I asked McTeer about a correlation between inflation and unemployment.
He said unemployment — especially long-term unemployment — remain critical problems. More than 35 percent of the nation’s unemployed have been out of work for more than six months.
McTeer does not think there’s a “seesaw” relationship between unemployment and inflation. It’s called Phillips curve and it basically means a higher unemployment rate leads to a lower inflation rate, and vice versa.
“However, I do believe that if you stimulate the heck out of the economy to get unemployment down, you may create some inflationary pressures,” he said. “If you restrict the heck out of the economy to get inflation down, you might have some unemployment consequences. What I’m saying is they both react to the same stimulus, but I’m not saying they are on a fulcrum.”

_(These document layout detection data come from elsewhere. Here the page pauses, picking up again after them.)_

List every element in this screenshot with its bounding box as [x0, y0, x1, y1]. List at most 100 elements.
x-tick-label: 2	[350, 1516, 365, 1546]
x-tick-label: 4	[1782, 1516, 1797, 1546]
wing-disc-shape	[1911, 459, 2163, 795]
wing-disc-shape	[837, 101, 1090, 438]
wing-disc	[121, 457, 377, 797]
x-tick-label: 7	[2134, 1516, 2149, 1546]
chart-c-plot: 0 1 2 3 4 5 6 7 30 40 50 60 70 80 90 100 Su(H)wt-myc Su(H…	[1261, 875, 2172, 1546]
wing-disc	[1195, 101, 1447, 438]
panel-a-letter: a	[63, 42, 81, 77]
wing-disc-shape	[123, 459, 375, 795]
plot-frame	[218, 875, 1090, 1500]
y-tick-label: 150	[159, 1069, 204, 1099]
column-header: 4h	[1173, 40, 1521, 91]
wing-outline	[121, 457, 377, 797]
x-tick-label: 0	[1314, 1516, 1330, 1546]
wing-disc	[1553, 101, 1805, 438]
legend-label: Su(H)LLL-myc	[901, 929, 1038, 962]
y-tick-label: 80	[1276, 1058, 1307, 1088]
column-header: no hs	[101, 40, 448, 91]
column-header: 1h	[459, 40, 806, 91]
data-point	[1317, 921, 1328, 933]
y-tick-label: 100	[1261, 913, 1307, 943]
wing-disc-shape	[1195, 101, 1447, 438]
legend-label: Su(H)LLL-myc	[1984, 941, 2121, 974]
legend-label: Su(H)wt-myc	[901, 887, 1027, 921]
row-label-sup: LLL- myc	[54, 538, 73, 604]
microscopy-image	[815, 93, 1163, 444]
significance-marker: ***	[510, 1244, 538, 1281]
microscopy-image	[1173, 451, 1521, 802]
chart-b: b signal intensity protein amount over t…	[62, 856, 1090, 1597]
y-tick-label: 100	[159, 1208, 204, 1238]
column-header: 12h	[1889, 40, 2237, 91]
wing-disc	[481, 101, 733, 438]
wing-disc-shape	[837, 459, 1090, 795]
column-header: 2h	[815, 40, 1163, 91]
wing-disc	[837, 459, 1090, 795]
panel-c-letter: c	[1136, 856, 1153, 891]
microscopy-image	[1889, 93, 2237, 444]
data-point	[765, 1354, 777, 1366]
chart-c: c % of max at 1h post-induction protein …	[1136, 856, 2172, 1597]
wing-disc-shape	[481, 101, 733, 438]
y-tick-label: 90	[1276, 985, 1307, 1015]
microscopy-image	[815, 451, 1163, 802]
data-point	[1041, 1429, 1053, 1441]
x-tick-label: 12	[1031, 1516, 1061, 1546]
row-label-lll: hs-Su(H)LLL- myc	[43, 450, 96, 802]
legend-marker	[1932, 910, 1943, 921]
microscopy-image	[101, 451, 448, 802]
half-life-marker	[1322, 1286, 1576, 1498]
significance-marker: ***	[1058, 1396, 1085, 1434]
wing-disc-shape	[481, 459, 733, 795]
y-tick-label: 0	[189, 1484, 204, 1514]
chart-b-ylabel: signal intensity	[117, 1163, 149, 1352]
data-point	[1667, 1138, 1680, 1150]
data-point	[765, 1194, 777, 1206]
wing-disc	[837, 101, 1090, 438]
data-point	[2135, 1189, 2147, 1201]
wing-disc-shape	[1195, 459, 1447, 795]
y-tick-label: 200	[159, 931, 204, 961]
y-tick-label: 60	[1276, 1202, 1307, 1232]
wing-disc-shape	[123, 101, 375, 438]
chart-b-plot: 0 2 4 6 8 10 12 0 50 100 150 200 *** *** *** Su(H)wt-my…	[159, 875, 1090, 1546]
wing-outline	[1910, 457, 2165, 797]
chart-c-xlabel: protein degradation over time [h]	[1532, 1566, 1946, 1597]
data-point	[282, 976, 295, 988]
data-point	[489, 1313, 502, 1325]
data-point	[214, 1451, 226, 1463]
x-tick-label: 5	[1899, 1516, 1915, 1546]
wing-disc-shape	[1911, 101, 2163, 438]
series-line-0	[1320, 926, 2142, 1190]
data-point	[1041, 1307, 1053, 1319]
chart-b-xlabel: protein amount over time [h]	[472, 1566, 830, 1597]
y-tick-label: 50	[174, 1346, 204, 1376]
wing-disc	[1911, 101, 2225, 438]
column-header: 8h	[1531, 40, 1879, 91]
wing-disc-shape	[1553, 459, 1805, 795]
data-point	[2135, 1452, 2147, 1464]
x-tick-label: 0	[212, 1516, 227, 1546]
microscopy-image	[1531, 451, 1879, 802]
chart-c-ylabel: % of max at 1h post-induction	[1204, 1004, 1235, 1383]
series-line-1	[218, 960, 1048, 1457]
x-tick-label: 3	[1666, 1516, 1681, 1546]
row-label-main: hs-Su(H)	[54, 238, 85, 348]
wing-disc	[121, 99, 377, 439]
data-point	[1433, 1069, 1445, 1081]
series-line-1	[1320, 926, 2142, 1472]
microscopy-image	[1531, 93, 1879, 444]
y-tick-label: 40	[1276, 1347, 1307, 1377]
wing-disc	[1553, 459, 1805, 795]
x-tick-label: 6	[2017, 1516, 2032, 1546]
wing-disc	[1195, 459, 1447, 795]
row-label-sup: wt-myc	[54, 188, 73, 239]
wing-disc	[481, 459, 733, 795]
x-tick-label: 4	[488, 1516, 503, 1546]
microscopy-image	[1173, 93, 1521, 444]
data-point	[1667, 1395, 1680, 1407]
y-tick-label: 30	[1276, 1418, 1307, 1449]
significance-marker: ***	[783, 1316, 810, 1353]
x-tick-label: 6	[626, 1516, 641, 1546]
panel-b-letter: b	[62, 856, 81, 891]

Generally, the Dallas-Fort Worth area fares better economically than the nation as a whole, McTeer told me after his speech. That’s largely due to the booming oil and gas industry, and Texas’ tax-friendly environment that continues to attract businesses and people, he said.
Employment in D-FW typically grows at a faster pace than the unemployment rate drops because the jobless rate is affected by a constant flow of new people into the labor market, McTeer added.
When McTeer led the Dallas Fed from 1991 to 2005, he was considered an inflation dove. He consistently opposed raising the federal funds rate in late 1990s, earning “the Lonesome Dove” and “Lone Star Loner” labels.